Şu yapılabilir miydi? Örneğin, biz de sizin sahip olduğunuz gibi, kendimize ayıracağımız zaman talep ediyoruz! Biz de sizin sahip olduğunuz şunu şunu istiyoruz. İşte ancak biz de böyle bir eşitlikle ancak, sizin gibi özgürlüğün hakkını verebiliriz! Biz de sizin çocuklarınız gibi, çocuklarımızın şöyle şöyle okullarda okumasını istiyoruz! Biz de, yılda şu kadar tatil yapmak istiyoruz! Biz de, biz de...En azından yavaş yavaş...

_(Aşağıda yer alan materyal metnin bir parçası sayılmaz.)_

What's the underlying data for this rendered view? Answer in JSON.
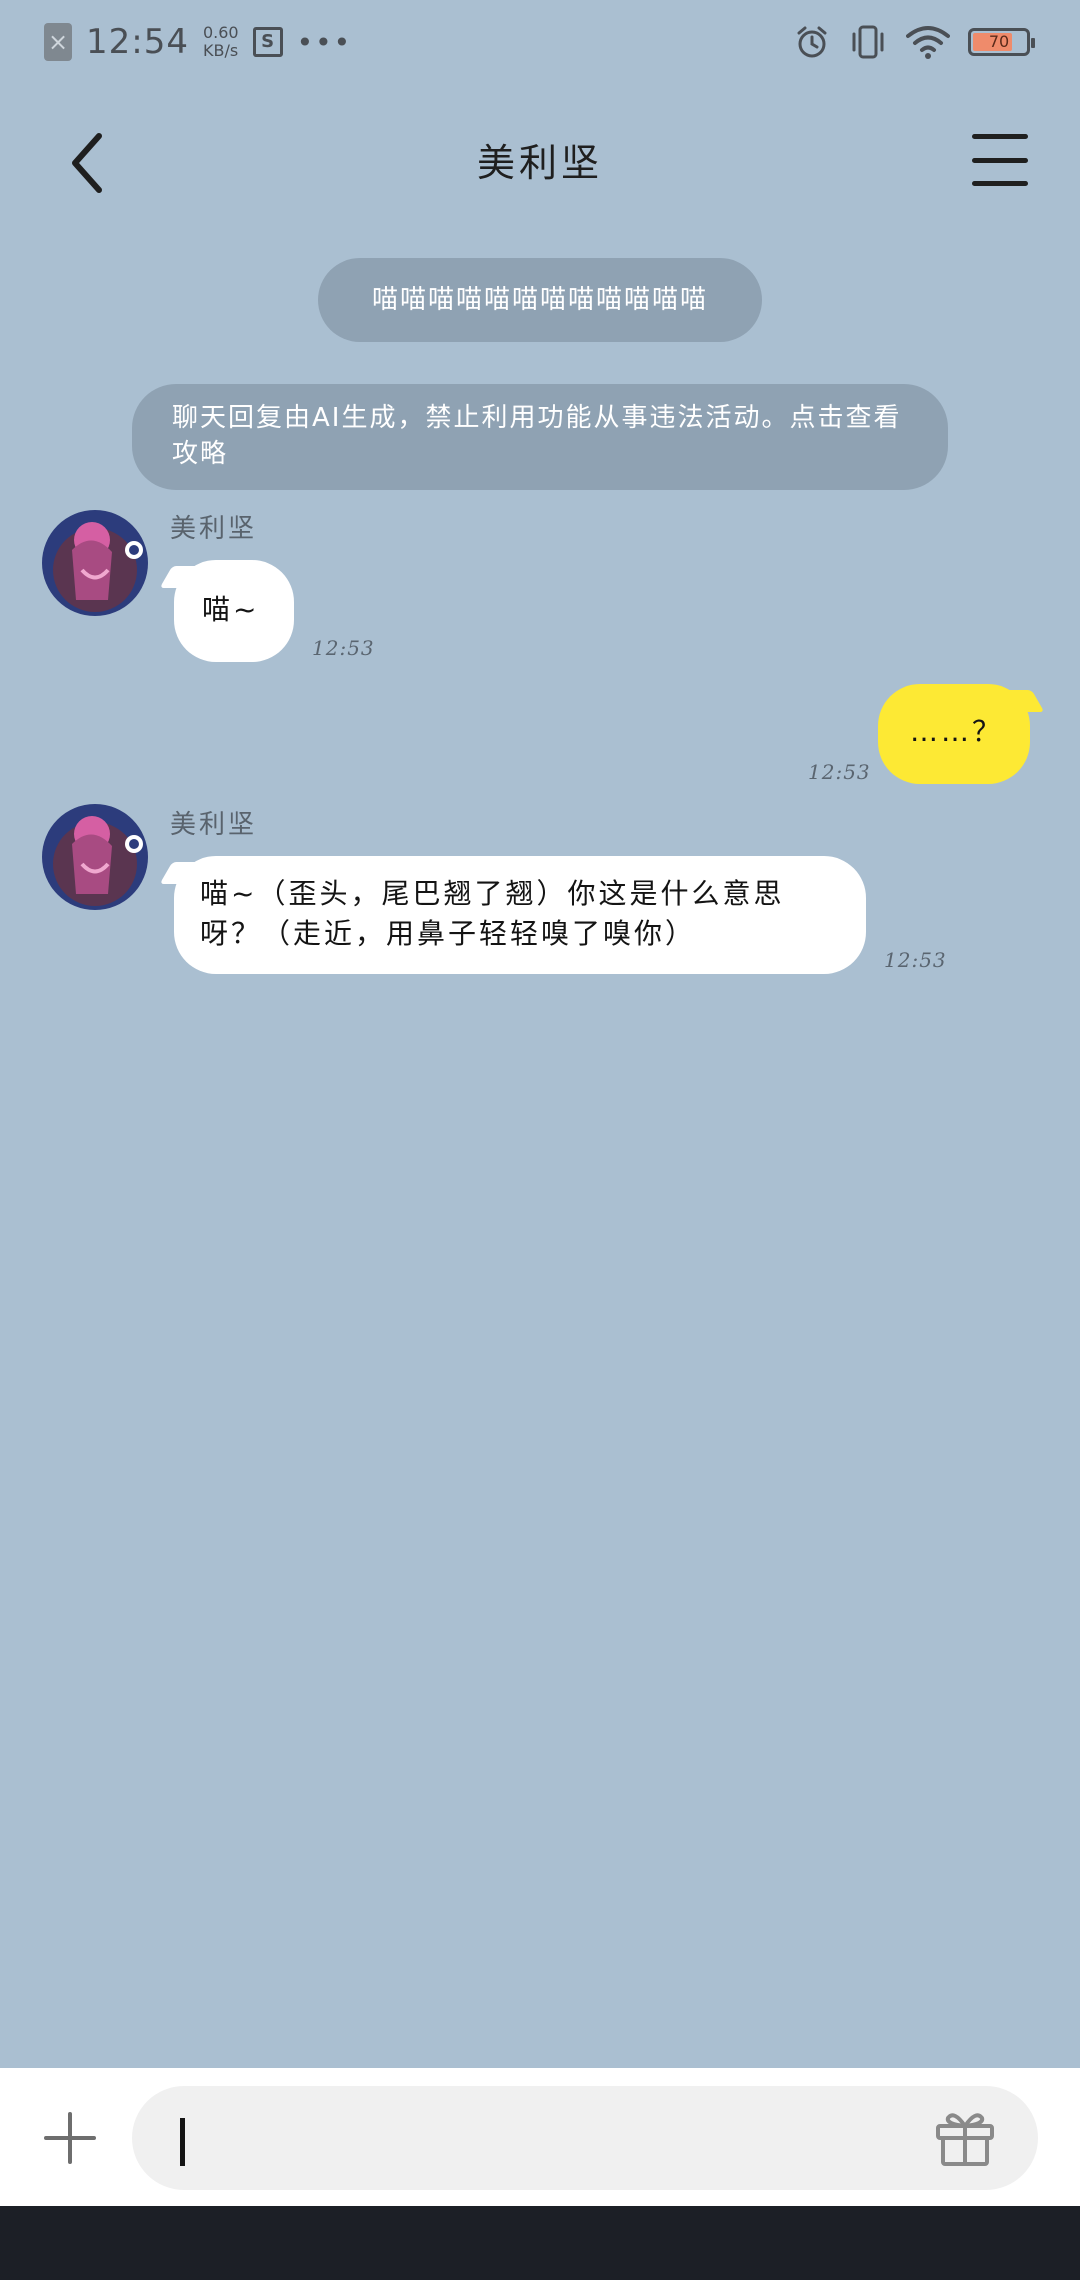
{
  "status_bar": {
    "time": "12:54",
    "net_speed_value": "0.60",
    "net_speed_unit": "KB/s",
    "screenshot_icon_letter": "S",
    "more": "•••",
    "battery_level": "70",
    "icons": [
      "sim-error-icon",
      "screenshot-icon",
      "alarm-icon",
      "vibrate-icon",
      "wifi-icon",
      "battery-icon"
    ]
  },
  "header": {
    "title": "美利坚"
  },
  "system": {
    "meow_banner": "喵喵喵喵喵喵喵喵喵喵喵喵",
    "notice": "聊天回复由AI生成，禁止利用功能从事违法活动。点击查看攻略"
  },
  "messages": [
    {
      "from": "other",
      "sender": "美利坚",
      "text": "喵~",
      "time": "12:53"
    },
    {
      "from": "me",
      "text": "……？",
      "time": "12:53"
    },
    {
      "from": "other",
      "sender": "美利坚",
      "text": "喵~（歪头，尾巴翘了翘）你这是什么意思呀？（走近，用鼻子轻轻嗅了嗅你）",
      "time": "12:53"
    }
  ],
  "input": {
    "value": "",
    "placeholder": ""
  },
  "colors": {
    "background": "#aabfd1",
    "my_bubble": "#fde934",
    "their_bubble": "#ffffff",
    "system_pill": "#8fa2b3",
    "battery_fill": "#ef8b6b",
    "nav_bar": "#1c1f26"
  }
}
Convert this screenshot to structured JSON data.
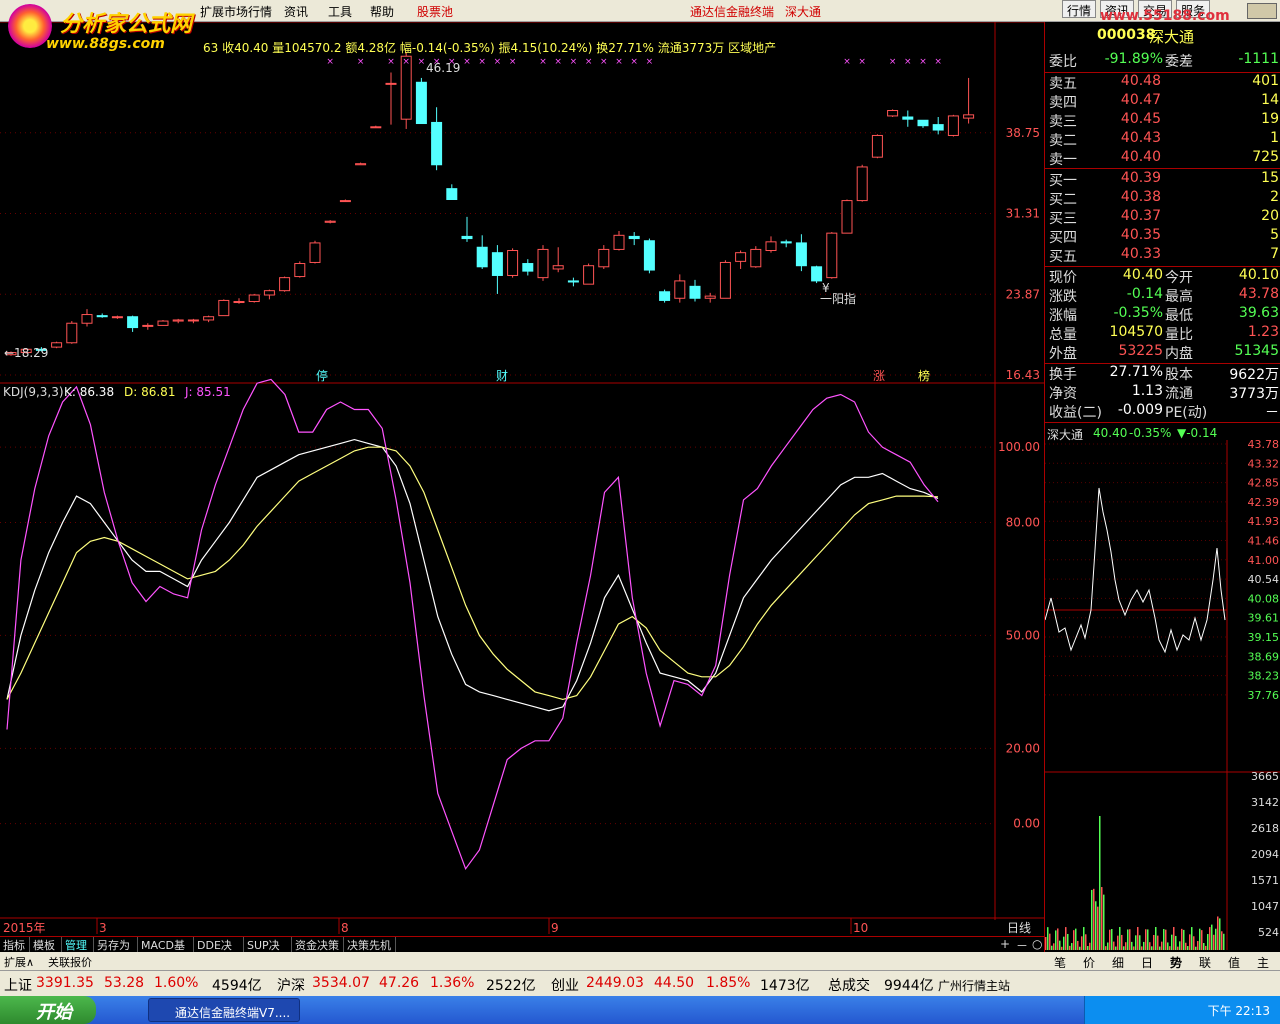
{
  "menu": {
    "items": [
      "扩展市场行情",
      "资讯",
      "工具",
      "帮助"
    ],
    "pool": "股票池",
    "title": "通达信金融终端",
    "title2": "深大通",
    "right": [
      "行情",
      "资讯",
      "交易",
      "服务"
    ]
  },
  "logo": {
    "name": "分析家公式网",
    "url": "www.88gs.com"
  },
  "watermark": "www.55188.com",
  "stock": {
    "code": "000038",
    "name": "深大通"
  },
  "info": "63 收40.40 量104570.2 额4.28亿 幅-0.14(-0.35%) 振4.15(10.24%) 换27.71% 流通3773万 区域地产",
  "price_axis": [
    "38.75",
    "31.31",
    "23.87",
    "16.43"
  ],
  "kline_labels": {
    "max": "46.19",
    "min": "←18.29",
    "note": "一阳指",
    "yen": "¥"
  },
  "markers": [
    {
      "t": "停",
      "c": "#54ffff"
    },
    {
      "t": "财",
      "c": "#54ffff"
    },
    {
      "t": "涨",
      "c": "#ff5454"
    },
    {
      "t": "榜",
      "c": "#ffff54"
    }
  ],
  "kdj_header": {
    "name": "KDJ(9,3,3)",
    "k": "K: 86.38",
    "d": "D: 86.81",
    "j": "J: 85.51"
  },
  "kdj_axis": [
    "100.00",
    "80.00",
    "50.00",
    "20.00",
    "0.00"
  ],
  "date_axis": {
    "year": "2015年",
    "labels": [
      "3",
      "8",
      "9",
      "10"
    ],
    "period": "日线"
  },
  "tabs": [
    "指标",
    "模板",
    "管理",
    "另存为",
    "MACD基本",
    "DDE决策",
    "SUP决策",
    "资金决策",
    "决策先机"
  ],
  "tabs2": [
    "扩展∧",
    "关联报价"
  ],
  "quote": {
    "weibi": {
      "l": "委比",
      "v": "-91.89%",
      "l2": "委差",
      "v2": "-1111"
    },
    "sell": [
      {
        "l": "卖五",
        "p": "40.48",
        "q": "401"
      },
      {
        "l": "卖四",
        "p": "40.47",
        "q": "14"
      },
      {
        "l": "卖三",
        "p": "40.45",
        "q": "19"
      },
      {
        "l": "卖二",
        "p": "40.43",
        "q": "1"
      },
      {
        "l": "卖一",
        "p": "40.40",
        "q": "725"
      }
    ],
    "buy": [
      {
        "l": "买一",
        "p": "40.39",
        "q": "15"
      },
      {
        "l": "买二",
        "p": "40.38",
        "q": "2"
      },
      {
        "l": "买三",
        "p": "40.37",
        "q": "20"
      },
      {
        "l": "买四",
        "p": "40.35",
        "q": "5"
      },
      {
        "l": "买五",
        "p": "40.33",
        "q": "7"
      }
    ],
    "stats": [
      {
        "l": "现价",
        "v": "40.40",
        "l2": "今开",
        "v2": "40.10"
      },
      {
        "l": "涨跌",
        "v": "-0.14",
        "l2": "最高",
        "v2": "43.78"
      },
      {
        "l": "涨幅",
        "v": "-0.35%",
        "l2": "最低",
        "v2": "39.63"
      },
      {
        "l": "总量",
        "v": "104570",
        "l2": "量比",
        "v2": "1.23"
      },
      {
        "l": "外盘",
        "v": "53225",
        "l2": "内盘",
        "v2": "51345"
      }
    ],
    "stats2": [
      {
        "l": "换手",
        "v": "27.71%",
        "l2": "股本",
        "v2": "9622万"
      },
      {
        "l": "净资",
        "v": "1.13",
        "l2": "流通",
        "v2": "3773万"
      },
      {
        "l": "收益(二)",
        "v": "-0.009",
        "l2": "PE(动)",
        "v2": "－"
      }
    ]
  },
  "intraday": {
    "title": "深大通",
    "price": "40.40",
    "chg": "-0.35%",
    "chg2": "▼-0.14",
    "axis": [
      "43.78",
      "43.32",
      "42.85",
      "42.39",
      "41.93",
      "41.46",
      "41.00",
      "40.54",
      "40.08",
      "39.61",
      "39.15",
      "38.69",
      "38.23",
      "37.76"
    ],
    "vol_axis": [
      "3665",
      "3142",
      "2618",
      "2094",
      "1571",
      "1047",
      "524"
    ]
  },
  "rtabs": [
    "笔",
    "价",
    "细",
    "日",
    "势",
    "联",
    "值",
    "主"
  ],
  "index_bar": [
    {
      "t": "上证",
      "c": "#000"
    },
    {
      "t": "3391.35",
      "c": "#d00"
    },
    {
      "t": "53.28",
      "c": "#d00"
    },
    {
      "t": "1.60%",
      "c": "#d00"
    },
    {
      "t": "4594亿",
      "c": "#000"
    },
    {
      "t": "沪深",
      "c": "#000"
    },
    {
      "t": "3534.07",
      "c": "#d00"
    },
    {
      "t": "47.26",
      "c": "#d00"
    },
    {
      "t": "1.36%",
      "c": "#d00"
    },
    {
      "t": "2522亿",
      "c": "#000"
    },
    {
      "t": "创业",
      "c": "#000"
    },
    {
      "t": "2449.03",
      "c": "#d00"
    },
    {
      "t": "44.50",
      "c": "#d00"
    },
    {
      "t": "1.85%",
      "c": "#d00"
    },
    {
      "t": "1473亿",
      "c": "#000"
    },
    {
      "t": "总成交",
      "c": "#000"
    },
    {
      "t": "9944亿",
      "c": "#000"
    },
    {
      "t": "广州行情主站",
      "c": "#000"
    }
  ],
  "taskbar": {
    "start": "开始",
    "item": "通达信金融终端V7....",
    "time": "下午 22:13"
  },
  "chart_data": [
    {
      "type": "candlestick",
      "title": "",
      "ylim": [
        16.43,
        46.19
      ],
      "candles": [
        [
          18.3,
          18.6,
          18.2,
          18.5
        ],
        [
          18.5,
          18.9,
          18.4,
          18.8
        ],
        [
          18.8,
          19.0,
          18.6,
          18.7
        ],
        [
          19.0,
          19.5,
          18.9,
          19.4
        ],
        [
          19.4,
          21.4,
          19.3,
          21.2
        ],
        [
          21.2,
          22.5,
          20.9,
          22.0
        ],
        [
          21.9,
          22.1,
          21.7,
          21.8
        ],
        [
          21.8,
          21.9,
          21.6,
          21.8
        ],
        [
          21.8,
          21.9,
          20.4,
          20.8
        ],
        [
          21.0,
          21.2,
          20.6,
          21.0
        ],
        [
          21.0,
          21.5,
          21.0,
          21.4
        ],
        [
          21.4,
          21.6,
          21.2,
          21.5
        ],
        [
          21.5,
          21.6,
          21.2,
          21.5
        ],
        [
          21.5,
          21.9,
          21.3,
          21.8
        ],
        [
          21.9,
          23.4,
          21.9,
          23.3
        ],
        [
          23.2,
          23.5,
          23.0,
          23.2
        ],
        [
          23.2,
          23.9,
          23.1,
          23.8
        ],
        [
          23.8,
          24.3,
          23.4,
          24.2
        ],
        [
          24.2,
          25.5,
          24.1,
          25.4
        ],
        [
          25.5,
          26.9,
          25.4,
          26.7
        ],
        [
          26.8,
          28.8,
          26.7,
          28.6
        ],
        [
          30.5,
          30.7,
          30.4,
          30.6
        ],
        [
          32.5,
          32.6,
          32.4,
          32.5
        ],
        [
          35.8,
          36.0,
          35.8,
          35.9
        ],
        [
          39.3,
          39.4,
          39.3,
          39.3
        ],
        [
          43.3,
          44.3,
          39.5,
          43.3
        ],
        [
          40.0,
          46.2,
          39.1,
          45.8
        ],
        [
          43.4,
          43.8,
          39.6,
          39.6
        ],
        [
          39.7,
          41.1,
          35.3,
          35.8
        ],
        [
          33.6,
          34.0,
          32.6,
          32.6
        ],
        [
          29.2,
          31.0,
          28.7,
          29.0
        ],
        [
          28.2,
          29.3,
          26.2,
          26.4
        ],
        [
          27.7,
          28.4,
          23.9,
          25.6
        ],
        [
          25.6,
          28.1,
          25.4,
          27.9
        ],
        [
          26.7,
          27.1,
          25.6,
          26.0
        ],
        [
          25.4,
          28.4,
          25.1,
          28.0
        ],
        [
          26.2,
          28.2,
          25.9,
          26.5
        ],
        [
          25.1,
          25.4,
          24.6,
          25.0
        ],
        [
          24.8,
          26.7,
          24.8,
          26.5
        ],
        [
          26.4,
          28.4,
          26.2,
          28.0
        ],
        [
          28.0,
          29.7,
          27.9,
          29.3
        ],
        [
          29.2,
          29.6,
          28.4,
          29.0
        ],
        [
          28.8,
          29.0,
          25.8,
          26.1
        ],
        [
          24.1,
          24.3,
          23.1,
          23.3
        ],
        [
          23.5,
          25.7,
          23.1,
          25.1
        ],
        [
          24.6,
          25.2,
          23.2,
          23.5
        ],
        [
          23.5,
          24.0,
          23.1,
          23.7
        ],
        [
          23.5,
          27.0,
          23.5,
          26.8
        ],
        [
          26.9,
          27.9,
          26.2,
          27.7
        ],
        [
          26.4,
          28.3,
          26.3,
          28.0
        ],
        [
          27.9,
          29.2,
          27.7,
          28.7
        ],
        [
          28.7,
          28.9,
          28.2,
          28.6
        ],
        [
          28.6,
          29.4,
          26.0,
          26.5
        ],
        [
          26.4,
          26.5,
          24.9,
          25.1
        ],
        [
          25.4,
          29.6,
          25.3,
          29.5
        ],
        [
          29.5,
          32.6,
          29.5,
          32.5
        ],
        [
          32.5,
          35.8,
          32.4,
          35.6
        ],
        [
          36.5,
          38.6,
          36.4,
          38.5
        ],
        [
          40.3,
          40.9,
          40.2,
          40.8
        ],
        [
          40.2,
          40.8,
          39.3,
          40.0
        ],
        [
          39.9,
          39.9,
          39.2,
          39.4
        ],
        [
          39.5,
          40.2,
          38.6,
          39.0
        ],
        [
          38.5,
          40.4,
          38.4,
          40.3
        ],
        [
          40.1,
          43.8,
          39.6,
          40.4
        ]
      ]
    },
    {
      "type": "line",
      "title": "KDJ(9,3,3)",
      "ylim": [
        -24,
        112
      ],
      "series": [
        {
          "name": "K",
          "color": "#ffffff",
          "values": [
            33,
            50,
            62,
            72,
            80,
            87,
            85,
            80,
            75,
            70,
            67,
            67,
            65,
            63,
            70,
            75,
            80,
            86,
            92,
            94,
            96,
            98,
            99,
            100,
            101,
            102,
            101,
            100,
            95,
            85,
            70,
            55,
            45,
            37,
            35,
            34,
            33,
            32,
            31,
            30,
            31,
            38,
            48,
            60,
            66,
            57,
            48,
            40,
            39,
            38,
            35,
            40,
            50,
            60,
            65,
            70,
            74,
            78,
            82,
            86,
            90,
            92,
            92,
            93,
            91,
            89,
            88,
            86.38
          ]
        },
        {
          "name": "D",
          "color": "#ffff7f",
          "values": [
            33,
            40,
            48,
            56,
            64,
            72,
            75,
            76,
            75,
            73,
            71,
            69,
            67,
            65,
            66,
            67,
            70,
            74,
            79,
            83,
            87,
            91,
            93,
            95,
            97,
            99,
            100,
            100,
            99,
            95,
            88,
            78,
            68,
            58,
            50,
            45,
            41,
            38,
            35,
            34,
            33,
            34,
            39,
            46,
            53,
            55,
            52,
            46,
            43,
            40,
            39,
            39,
            42,
            47,
            53,
            58,
            62,
            66,
            70,
            74,
            78,
            82,
            85,
            86,
            87,
            87,
            87,
            86.81
          ]
        },
        {
          "name": "J",
          "color": "#ff54ff",
          "values": [
            25,
            70,
            89,
            103,
            112,
            116,
            106,
            88,
            75,
            64,
            59,
            63,
            61,
            60,
            78,
            90,
            100,
            110,
            117,
            118,
            114,
            104,
            104,
            110,
            112,
            110,
            110,
            105,
            86,
            64,
            34,
            8,
            -2,
            -12,
            -7,
            5,
            17,
            20,
            22,
            22,
            28,
            48,
            66,
            88,
            92,
            60,
            40,
            26,
            38,
            37,
            34,
            42,
            66,
            86,
            89,
            95,
            100,
            105,
            110,
            113,
            114,
            112,
            104,
            100,
            98,
            96,
            90,
            85.51
          ]
        }
      ]
    }
  ]
}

Eşitliğin özgürlüğü kapsadığını, onu yarattığını, onu maddi içerik yanında "manevi" içerikle donattığını, stratejik olarak sosyalizmi liberalizme karşı üstün kıldığını ve tüm "özgürlük" ve "hak" talep ve eleştirilerinin eşitliğin "diline" çevrilerek yol alabileceğimizi söylemeye çalıştık.
İfade, propaganda ve örgütlenme özgürlüğü mü istiyoruz, yapmamız gereken, bu özgürlükten yararlananlarla eşitlik talep etmektir. Özgürlük sınıflı toplumda her zaman bir ayrıcalıktır ve bu ayrıcalığın kaldırılarak herkese sunulması gerekir.
***
Kürt Sorunu'na bir eşitlik bir de özgürlük bağlamında bakalım! Kürt Sorunu, bizim sunduğumuz çerçeveye göre Kürtlerin Türklerle eşitlik kurma mücadelesidir ya da öyle olmaldır. Yok eğer, “hayır Kürt Sorunu Kürt halkının 'özgürlüğü' sorunudur” denirse, “bu özgürlük nasıl sağlanır ve ne işe yarar” diye sormalıyız!
Sosyalistler için esas olan eşitliktir, çünkü sınıf mücadelesi, eşitlik mücadelesidir. Bu mücadele büyük Marks'ın dediği gibi, nihayetinde sınıfsal ilişkilerin kaldırılmasına doğru gelişir.
Özgürlükse eşit ilişkiler kuruldukça ortaya çıkar ve "hak" olarak "verilir". Eşitlik talebi ve mücadelesiyle desteklenmedikçe de, "hak" olarak kalır.
***
Özgürlüğün yolu, eşitlikten geçmektedir. Özgürlük ancak eşitlik kaidesi üzerine inşaa edilebilir.
**
Umarız Marksist sosyalist olmayı, açık ya da gizli, ya da bilmeden, liberal olmaktan ayıran esas yaşamsal ve stratejik çizgiyi gösterebildik.